Hey, I'm seeing this issue in services, both for otelhttp and otelgrpc. Filtering attributes with views and using the unreleased fix for memory consumptions in this issue alleviates the immediate issues.

However, based on reading the specification I see two, possibly, incorrect things.

  1. For HTTP (otelhttp) some attributes are required only on the client while optional on server. Specifically net.peer.port and http.client_id are not required for servers, but is collected on servers here.

  2. For gRPC (otelgrpc) the specification makes no distinction on client vs server attributes, but using http metrics as ground truth the net.peer.port attribute should not be collected for servers in gRPC either.

@MrAlias I can submit issue in specification repo for 2, but I think 1 should be fixed by the go implementation. Am I missing something?

jaronoff97 commented 1 year ago

Hello all, we're running a collector right now and we're seeing this issue cause a massive memory leak when converting the metric to prometheus. This stems from the new usage of the meter provider here in the collector.
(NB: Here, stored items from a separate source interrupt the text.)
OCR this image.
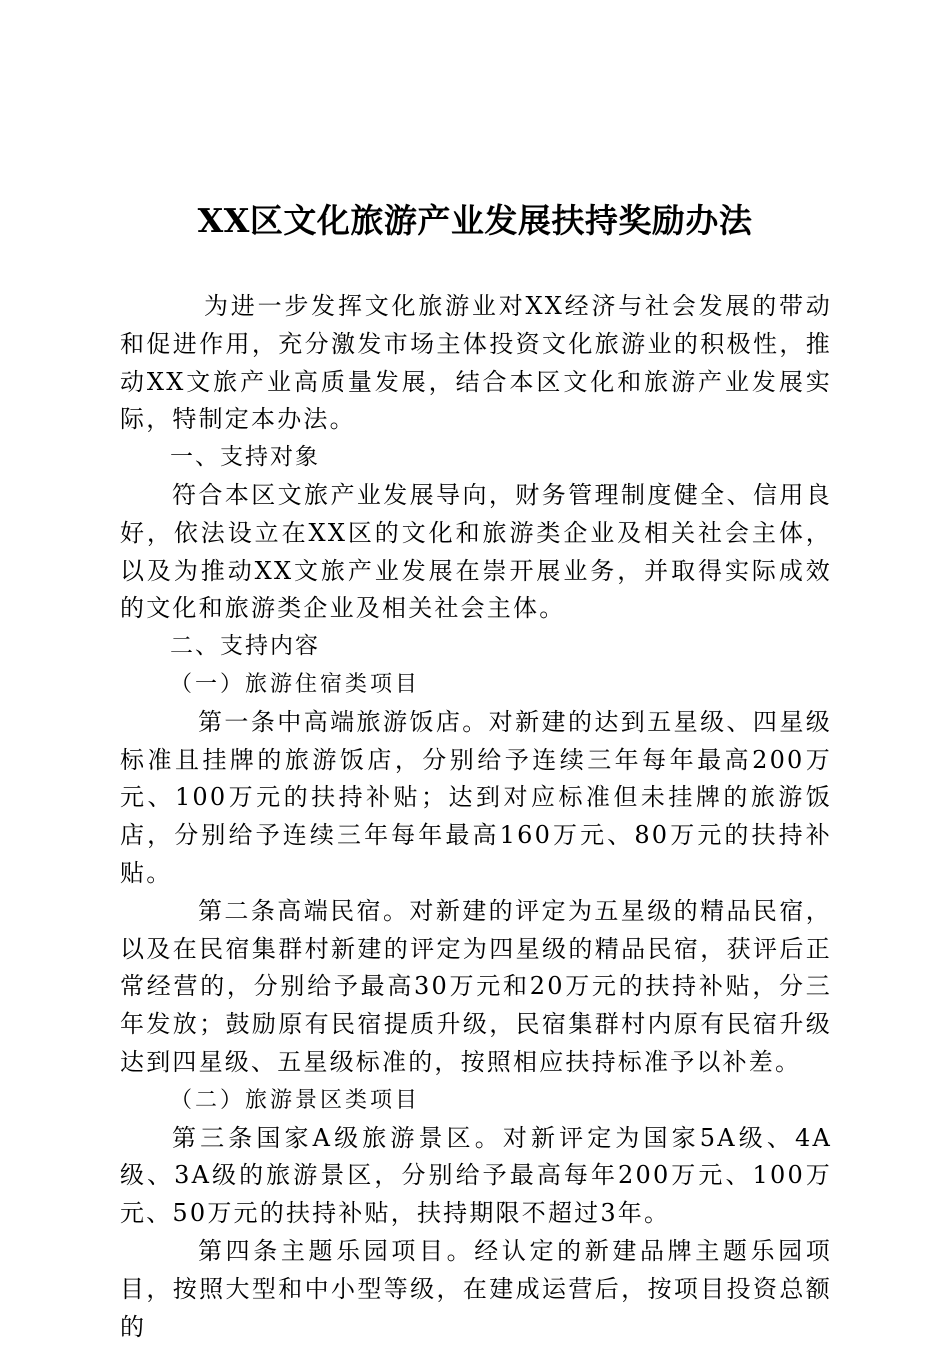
XX区文化旅游产业发展扶持奖励办法

为进一步发挥文化旅游业对XX经济与社会发展的带动和促进作用，充分激发市场主体投资文化旅游业的积极性，推动XX文旅产业高质量发展，结合本区文化和旅游产业发展实际，特制定本办法。

一、支持对象

符合本区文旅产业发展导向，财务管理制度健全、信用良好，依法设立在XX区的文化和旅游类企业及相关社会主体，以及为推动XX文旅产业发展在崇开展业务，并取得实际成效的文化和旅游类企业及相关社会主体。

二、支持内容

（一）旅游住宿类项目

第一条中高端旅游饭店。对新建的达到五星级、四星级标准且挂牌的旅游饭店，分别给予连续三年每年最高200万元、100万元的扶持补贴；达到对应标准但未挂牌的旅游饭店，分别给予连续三年每年最高160万元、80万元的扶持补贴。

第二条高端民宿。对新建的评定为五星级的精品民宿，以及在民宿集群村新建的评定为四星级的精品民宿，获评后正常经营的，分别给予最高30万元和20万元的扶持补贴，分三年发放；鼓励原有民宿提质升级，民宿集群村内原有民宿升级达到四星级、五星级标准的，按照相应扶持标准予以补差。

（二）旅游景区类项目

第三条国家A级旅游景区。对新评定为国家5A级、4A级、3A级的旅游景区，分别给予最高每年200万元、100万元、50万元的扶持补贴，扶持期限不超过3年。

第四条主题乐园项目。经认定的新建品牌主题乐园项目，按照大型和中小型等级，在建成运营后，按项目投资总额的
IMO this is a massive issue because it means someone could cause OOMs/dropped data by flooding the collector with bad rpcs. Would it be possible to make the inclusion of the net.sock.peer.addr, net.sock.peer.port, etc. optional? The inclusion of these attributes are useful for traces, but cause massive cardinality explosion in metrics. Because the collector also is exporting Prometheus Histograms, the cardinality we observe is |net.sock.peer.addr| x |net.sock.peer.port| x |buckets| which results in millions of metrics created.

Users of the collector are unable to implement a custom view as has been recommended on this thread, because the code is already built with this. Given other users are experiencing this issue, it felt prudent to upstream this request to the source.

mackjmr commented 1 year ago

I experienced this when running opentelemetry-demo.

Here is a graph showing the memory usage of the collector pod before / after implementing the filter from https://github.com/open-telemetry/opentelemetry-go-contrib/issues/3071#issuecomment-1419366500 in productcatalogservice (fix pushed at 17h25):

IMO, net.sock.peer.port should be disabled by default seeing the cardinality / significant memory usage in the collector it leads to when enabled.

cc @pellared as it seems like you are working on a fix to this issue in #3730.